Rolf Gauger has an article in Bowling This Month
, October 2001, where he talks about setting the thumb for a quick and clean release so that the fingers can do their job of creating a rev angle and a greater rev rate. Here's the essence of what he mentioned there: The longer the thumb stays in it's hole, the weaker the ball will be at the pins. Some bowlers suffer from a knuckled thumb where the knuckle rubs at the back of the thumbhole. This slows down the release which causes a reduction of revs and often an overturning of the wrist/hand. This may also create a late release, hanging thumb and sometimes injury. To combat this, bowlers try to keep the thumb straight which may result in an inconsistent release, often with the thumb slipping out prematurely and drop the ball. A much better solution is to set or lock the thumb. This is done by inserting the thumb into it's hole straight, with the thumbnail lightly touching the back of the hole. Then - here's the important part - pressing the skin at the base of the thumb against the rim of the hole and pulling the thumb a tiny bit back out of the hole, just barely enough to make the skin wrinkle up and lock itself against the rim.
The thumb must remain straight during the operation.

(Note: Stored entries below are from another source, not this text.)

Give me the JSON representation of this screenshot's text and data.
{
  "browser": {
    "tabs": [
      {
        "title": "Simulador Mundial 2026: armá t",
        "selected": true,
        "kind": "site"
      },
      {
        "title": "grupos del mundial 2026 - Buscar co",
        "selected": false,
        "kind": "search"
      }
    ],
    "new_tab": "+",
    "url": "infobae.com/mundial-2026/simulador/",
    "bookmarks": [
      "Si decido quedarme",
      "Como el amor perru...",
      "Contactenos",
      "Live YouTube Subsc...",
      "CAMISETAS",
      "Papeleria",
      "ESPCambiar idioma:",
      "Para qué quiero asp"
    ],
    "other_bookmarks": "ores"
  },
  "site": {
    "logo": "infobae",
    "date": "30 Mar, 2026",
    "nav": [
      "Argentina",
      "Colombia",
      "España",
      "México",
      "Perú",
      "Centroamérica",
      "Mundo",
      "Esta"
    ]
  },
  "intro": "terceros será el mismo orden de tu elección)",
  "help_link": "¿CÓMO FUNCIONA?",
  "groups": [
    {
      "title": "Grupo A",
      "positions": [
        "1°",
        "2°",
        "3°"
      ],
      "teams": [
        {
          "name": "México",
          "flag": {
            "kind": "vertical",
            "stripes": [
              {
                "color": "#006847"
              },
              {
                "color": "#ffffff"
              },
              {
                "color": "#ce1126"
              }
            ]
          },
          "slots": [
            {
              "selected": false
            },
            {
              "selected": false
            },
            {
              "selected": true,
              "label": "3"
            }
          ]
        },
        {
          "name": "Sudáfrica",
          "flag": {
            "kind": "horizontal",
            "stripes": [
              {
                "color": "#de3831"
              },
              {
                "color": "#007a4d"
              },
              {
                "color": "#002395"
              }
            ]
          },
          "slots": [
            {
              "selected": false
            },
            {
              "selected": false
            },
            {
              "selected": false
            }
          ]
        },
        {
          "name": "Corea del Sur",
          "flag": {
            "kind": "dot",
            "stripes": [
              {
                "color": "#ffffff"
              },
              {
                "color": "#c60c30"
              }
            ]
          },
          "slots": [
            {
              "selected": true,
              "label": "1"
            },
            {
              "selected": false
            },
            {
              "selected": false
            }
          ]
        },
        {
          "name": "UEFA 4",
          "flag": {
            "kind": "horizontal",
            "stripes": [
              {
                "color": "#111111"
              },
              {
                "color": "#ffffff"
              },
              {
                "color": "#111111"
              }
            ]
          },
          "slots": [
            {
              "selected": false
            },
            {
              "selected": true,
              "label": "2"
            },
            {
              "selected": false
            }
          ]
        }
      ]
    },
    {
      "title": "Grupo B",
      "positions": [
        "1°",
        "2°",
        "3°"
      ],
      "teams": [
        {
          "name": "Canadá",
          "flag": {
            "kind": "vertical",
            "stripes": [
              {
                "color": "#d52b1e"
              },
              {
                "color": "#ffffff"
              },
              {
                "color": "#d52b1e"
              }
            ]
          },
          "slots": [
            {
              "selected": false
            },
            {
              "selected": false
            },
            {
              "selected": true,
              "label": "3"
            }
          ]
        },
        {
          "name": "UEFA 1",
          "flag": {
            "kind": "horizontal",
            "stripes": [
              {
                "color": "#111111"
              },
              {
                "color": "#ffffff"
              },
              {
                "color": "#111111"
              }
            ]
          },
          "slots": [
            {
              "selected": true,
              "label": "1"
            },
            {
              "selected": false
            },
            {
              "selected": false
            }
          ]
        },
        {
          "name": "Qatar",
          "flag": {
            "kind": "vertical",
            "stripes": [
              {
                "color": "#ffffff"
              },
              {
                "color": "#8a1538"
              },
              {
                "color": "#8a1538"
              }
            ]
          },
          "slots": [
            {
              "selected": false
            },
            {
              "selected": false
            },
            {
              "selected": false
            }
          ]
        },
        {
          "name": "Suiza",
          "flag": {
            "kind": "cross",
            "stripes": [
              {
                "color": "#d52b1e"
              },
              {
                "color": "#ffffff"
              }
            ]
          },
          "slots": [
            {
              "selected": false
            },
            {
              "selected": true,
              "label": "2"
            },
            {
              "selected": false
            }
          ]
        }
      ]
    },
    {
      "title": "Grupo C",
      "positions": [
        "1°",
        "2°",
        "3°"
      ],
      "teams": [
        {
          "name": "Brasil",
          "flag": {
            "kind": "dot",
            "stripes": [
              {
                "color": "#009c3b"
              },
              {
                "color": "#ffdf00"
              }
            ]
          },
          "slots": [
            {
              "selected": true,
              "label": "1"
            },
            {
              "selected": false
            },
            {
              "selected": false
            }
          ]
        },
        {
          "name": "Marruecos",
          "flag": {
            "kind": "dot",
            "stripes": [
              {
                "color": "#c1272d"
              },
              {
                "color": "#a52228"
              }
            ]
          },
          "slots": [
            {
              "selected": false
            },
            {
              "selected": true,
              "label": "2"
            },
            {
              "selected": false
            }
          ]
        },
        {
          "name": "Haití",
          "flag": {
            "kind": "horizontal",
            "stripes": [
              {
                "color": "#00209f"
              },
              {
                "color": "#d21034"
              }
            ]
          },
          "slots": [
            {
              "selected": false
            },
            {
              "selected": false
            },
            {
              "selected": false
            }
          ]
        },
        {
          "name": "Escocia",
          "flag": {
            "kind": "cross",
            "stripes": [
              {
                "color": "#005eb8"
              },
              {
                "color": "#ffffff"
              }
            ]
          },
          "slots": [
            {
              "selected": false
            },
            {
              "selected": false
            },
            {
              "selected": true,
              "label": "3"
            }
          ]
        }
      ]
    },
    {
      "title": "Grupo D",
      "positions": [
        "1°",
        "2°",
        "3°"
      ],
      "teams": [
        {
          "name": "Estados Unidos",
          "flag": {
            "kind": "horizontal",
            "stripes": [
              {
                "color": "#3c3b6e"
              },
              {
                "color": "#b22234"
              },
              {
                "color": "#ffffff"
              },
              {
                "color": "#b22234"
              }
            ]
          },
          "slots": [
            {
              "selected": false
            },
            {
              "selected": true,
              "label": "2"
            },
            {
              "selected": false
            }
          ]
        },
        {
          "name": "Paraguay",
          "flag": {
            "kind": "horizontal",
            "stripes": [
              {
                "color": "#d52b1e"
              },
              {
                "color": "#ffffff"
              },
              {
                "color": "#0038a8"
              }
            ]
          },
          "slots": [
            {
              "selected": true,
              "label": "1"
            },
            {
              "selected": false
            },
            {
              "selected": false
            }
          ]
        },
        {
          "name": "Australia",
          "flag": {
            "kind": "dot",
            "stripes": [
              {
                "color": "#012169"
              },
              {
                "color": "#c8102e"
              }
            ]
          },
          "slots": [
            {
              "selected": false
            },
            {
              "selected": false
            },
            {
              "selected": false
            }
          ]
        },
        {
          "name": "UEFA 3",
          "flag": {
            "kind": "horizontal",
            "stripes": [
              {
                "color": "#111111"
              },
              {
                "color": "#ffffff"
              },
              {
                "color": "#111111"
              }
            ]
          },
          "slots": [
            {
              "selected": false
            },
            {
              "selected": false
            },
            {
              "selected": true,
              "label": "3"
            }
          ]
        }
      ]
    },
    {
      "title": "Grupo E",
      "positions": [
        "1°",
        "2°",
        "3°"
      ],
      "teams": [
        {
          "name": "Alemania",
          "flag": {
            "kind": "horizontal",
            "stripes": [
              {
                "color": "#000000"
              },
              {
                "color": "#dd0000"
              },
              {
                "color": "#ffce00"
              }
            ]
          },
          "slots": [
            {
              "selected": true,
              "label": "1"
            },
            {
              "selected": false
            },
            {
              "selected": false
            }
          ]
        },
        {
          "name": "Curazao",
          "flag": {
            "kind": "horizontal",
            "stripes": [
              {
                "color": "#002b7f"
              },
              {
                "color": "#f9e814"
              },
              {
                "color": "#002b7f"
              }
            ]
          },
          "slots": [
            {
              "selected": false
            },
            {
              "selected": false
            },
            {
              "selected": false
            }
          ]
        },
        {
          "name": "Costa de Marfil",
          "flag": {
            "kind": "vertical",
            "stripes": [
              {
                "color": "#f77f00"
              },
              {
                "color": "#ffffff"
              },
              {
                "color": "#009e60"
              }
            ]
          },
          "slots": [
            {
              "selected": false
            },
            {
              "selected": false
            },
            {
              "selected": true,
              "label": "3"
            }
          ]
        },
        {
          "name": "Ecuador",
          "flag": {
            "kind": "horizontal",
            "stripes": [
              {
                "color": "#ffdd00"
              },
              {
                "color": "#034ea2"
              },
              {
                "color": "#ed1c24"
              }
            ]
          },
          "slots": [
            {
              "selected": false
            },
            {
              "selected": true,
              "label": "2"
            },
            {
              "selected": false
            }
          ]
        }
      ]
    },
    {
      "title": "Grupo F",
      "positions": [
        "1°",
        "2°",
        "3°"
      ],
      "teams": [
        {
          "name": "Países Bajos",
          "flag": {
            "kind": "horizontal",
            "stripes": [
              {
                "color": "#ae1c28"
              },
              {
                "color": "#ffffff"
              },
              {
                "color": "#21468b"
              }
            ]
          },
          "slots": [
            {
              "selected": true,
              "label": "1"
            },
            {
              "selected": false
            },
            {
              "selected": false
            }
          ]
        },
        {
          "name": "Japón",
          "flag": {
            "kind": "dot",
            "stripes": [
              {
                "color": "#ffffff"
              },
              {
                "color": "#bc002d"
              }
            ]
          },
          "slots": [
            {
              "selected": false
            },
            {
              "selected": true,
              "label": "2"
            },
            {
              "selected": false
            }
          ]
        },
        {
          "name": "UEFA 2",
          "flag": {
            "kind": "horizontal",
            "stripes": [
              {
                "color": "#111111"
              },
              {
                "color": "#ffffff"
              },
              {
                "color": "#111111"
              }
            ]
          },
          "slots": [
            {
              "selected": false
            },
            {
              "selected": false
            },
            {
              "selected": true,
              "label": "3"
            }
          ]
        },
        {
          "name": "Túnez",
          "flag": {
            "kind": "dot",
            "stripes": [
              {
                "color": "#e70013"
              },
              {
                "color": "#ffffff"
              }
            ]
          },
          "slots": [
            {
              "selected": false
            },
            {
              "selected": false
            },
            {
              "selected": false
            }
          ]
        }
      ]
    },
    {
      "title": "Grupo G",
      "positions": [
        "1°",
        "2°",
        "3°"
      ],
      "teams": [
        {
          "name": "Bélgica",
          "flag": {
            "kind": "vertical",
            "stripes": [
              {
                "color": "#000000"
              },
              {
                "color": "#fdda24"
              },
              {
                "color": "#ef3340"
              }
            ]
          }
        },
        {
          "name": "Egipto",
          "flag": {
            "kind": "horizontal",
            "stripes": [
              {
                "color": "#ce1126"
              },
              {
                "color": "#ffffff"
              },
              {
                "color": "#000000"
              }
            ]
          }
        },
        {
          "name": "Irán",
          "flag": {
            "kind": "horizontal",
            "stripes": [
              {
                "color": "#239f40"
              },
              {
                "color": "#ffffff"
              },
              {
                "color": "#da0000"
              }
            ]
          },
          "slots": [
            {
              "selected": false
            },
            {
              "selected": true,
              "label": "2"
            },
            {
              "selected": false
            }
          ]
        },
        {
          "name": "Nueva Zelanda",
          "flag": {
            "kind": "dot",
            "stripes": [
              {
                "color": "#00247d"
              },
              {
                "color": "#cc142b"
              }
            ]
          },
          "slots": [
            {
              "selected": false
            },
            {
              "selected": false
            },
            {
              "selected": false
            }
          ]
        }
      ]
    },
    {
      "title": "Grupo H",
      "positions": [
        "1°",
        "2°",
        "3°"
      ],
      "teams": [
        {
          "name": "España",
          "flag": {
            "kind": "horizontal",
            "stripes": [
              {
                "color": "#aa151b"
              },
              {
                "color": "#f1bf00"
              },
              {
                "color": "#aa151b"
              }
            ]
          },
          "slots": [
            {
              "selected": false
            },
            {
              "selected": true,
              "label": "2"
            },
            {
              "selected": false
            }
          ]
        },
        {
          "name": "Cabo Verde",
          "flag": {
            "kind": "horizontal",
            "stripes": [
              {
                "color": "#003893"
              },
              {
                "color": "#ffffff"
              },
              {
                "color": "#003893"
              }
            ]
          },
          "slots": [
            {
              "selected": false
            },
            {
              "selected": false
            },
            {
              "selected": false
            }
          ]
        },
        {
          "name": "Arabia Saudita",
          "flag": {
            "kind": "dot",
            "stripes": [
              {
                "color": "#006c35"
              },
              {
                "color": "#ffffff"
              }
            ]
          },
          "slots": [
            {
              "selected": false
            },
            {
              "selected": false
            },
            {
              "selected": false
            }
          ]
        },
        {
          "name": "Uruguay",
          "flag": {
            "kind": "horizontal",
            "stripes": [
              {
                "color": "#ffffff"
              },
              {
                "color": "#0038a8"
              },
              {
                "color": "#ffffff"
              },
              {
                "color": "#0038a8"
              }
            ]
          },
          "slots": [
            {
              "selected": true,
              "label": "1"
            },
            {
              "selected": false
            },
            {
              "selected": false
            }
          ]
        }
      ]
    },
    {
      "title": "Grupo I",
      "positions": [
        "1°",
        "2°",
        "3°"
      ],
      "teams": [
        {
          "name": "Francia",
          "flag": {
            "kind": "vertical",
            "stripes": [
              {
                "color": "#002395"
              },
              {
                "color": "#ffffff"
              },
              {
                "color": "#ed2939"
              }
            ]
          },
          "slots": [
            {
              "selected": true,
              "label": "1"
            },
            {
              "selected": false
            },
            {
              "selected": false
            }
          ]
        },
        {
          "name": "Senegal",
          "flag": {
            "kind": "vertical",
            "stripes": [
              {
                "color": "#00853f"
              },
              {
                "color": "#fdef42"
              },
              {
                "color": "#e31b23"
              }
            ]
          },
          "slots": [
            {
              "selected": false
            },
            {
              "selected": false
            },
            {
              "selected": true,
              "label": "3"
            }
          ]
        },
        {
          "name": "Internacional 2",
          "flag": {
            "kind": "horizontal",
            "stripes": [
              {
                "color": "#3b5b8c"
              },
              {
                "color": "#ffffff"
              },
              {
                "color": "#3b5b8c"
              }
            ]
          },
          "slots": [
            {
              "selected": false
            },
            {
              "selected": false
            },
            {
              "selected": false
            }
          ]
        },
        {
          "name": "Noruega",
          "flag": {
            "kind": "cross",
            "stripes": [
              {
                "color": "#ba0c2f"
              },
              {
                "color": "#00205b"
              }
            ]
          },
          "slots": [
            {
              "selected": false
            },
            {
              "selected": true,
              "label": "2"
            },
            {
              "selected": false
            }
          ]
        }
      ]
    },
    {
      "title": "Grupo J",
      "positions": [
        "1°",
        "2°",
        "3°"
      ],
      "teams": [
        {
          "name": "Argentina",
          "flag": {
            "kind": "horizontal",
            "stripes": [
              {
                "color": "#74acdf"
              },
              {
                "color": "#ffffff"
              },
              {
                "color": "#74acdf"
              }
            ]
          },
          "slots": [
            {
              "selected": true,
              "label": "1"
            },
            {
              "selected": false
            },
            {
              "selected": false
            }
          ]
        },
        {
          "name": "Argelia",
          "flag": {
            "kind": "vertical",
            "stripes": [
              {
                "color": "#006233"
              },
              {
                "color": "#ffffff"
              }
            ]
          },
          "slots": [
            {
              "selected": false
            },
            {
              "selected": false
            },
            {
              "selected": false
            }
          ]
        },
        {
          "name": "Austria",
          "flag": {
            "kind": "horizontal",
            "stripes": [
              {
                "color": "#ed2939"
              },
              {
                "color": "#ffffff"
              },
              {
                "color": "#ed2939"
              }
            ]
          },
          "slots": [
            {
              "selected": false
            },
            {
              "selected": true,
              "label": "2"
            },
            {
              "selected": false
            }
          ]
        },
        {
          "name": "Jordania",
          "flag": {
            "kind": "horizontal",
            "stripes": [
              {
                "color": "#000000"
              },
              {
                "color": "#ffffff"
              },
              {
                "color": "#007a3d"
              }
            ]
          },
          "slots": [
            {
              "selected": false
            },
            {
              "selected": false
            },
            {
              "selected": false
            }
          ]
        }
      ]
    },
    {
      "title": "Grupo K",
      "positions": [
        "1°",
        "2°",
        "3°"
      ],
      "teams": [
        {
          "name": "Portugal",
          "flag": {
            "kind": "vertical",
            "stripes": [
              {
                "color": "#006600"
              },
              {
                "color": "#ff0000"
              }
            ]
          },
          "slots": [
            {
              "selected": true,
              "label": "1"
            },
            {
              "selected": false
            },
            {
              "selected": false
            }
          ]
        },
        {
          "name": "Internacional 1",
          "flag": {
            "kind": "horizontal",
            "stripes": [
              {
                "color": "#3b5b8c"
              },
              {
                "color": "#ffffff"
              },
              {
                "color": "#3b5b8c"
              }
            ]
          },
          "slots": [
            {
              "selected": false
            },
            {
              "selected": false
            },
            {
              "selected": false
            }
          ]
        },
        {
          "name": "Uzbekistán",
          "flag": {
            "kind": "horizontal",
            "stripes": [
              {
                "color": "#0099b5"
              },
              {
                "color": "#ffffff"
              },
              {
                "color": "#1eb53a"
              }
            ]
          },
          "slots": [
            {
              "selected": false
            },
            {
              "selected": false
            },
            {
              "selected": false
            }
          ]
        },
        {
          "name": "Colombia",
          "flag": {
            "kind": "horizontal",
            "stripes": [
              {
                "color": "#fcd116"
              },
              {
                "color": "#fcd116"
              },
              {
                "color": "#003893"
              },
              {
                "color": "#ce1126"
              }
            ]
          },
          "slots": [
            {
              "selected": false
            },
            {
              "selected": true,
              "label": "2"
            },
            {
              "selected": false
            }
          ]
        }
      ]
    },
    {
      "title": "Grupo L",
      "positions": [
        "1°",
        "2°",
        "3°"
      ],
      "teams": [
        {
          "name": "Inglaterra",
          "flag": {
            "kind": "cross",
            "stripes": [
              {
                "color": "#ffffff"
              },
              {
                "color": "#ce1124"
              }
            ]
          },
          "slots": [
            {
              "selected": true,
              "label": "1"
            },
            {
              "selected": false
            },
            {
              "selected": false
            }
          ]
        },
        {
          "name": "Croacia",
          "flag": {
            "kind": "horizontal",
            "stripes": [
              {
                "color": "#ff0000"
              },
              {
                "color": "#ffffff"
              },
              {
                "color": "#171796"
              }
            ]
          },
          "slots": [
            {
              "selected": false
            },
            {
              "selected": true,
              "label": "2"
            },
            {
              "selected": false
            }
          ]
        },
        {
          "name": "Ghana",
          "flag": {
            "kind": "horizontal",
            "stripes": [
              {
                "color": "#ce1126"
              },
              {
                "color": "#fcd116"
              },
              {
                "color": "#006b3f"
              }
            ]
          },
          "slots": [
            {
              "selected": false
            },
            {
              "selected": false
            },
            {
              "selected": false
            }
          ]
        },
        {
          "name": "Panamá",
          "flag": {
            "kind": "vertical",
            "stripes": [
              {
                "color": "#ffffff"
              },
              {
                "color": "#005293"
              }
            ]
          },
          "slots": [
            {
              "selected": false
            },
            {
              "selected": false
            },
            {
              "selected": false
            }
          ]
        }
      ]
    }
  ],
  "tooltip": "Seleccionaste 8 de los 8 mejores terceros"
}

If the thumb is pulled back too far, you'll feel it sliding out. But when the skin under the base of the thumb stays wrinkled, you'll notice that you can actually hang the ball at your side and even bounce it up and down without losing it, in spite of the thumb remaining straight. Using this setting the thumb technique, you can perform your normal swing and release with the thumb straight throughout the entire Execution
. He claims the release is virtually as effective as a totally thumbless release, with the added advantage of greater accuracy and consistency.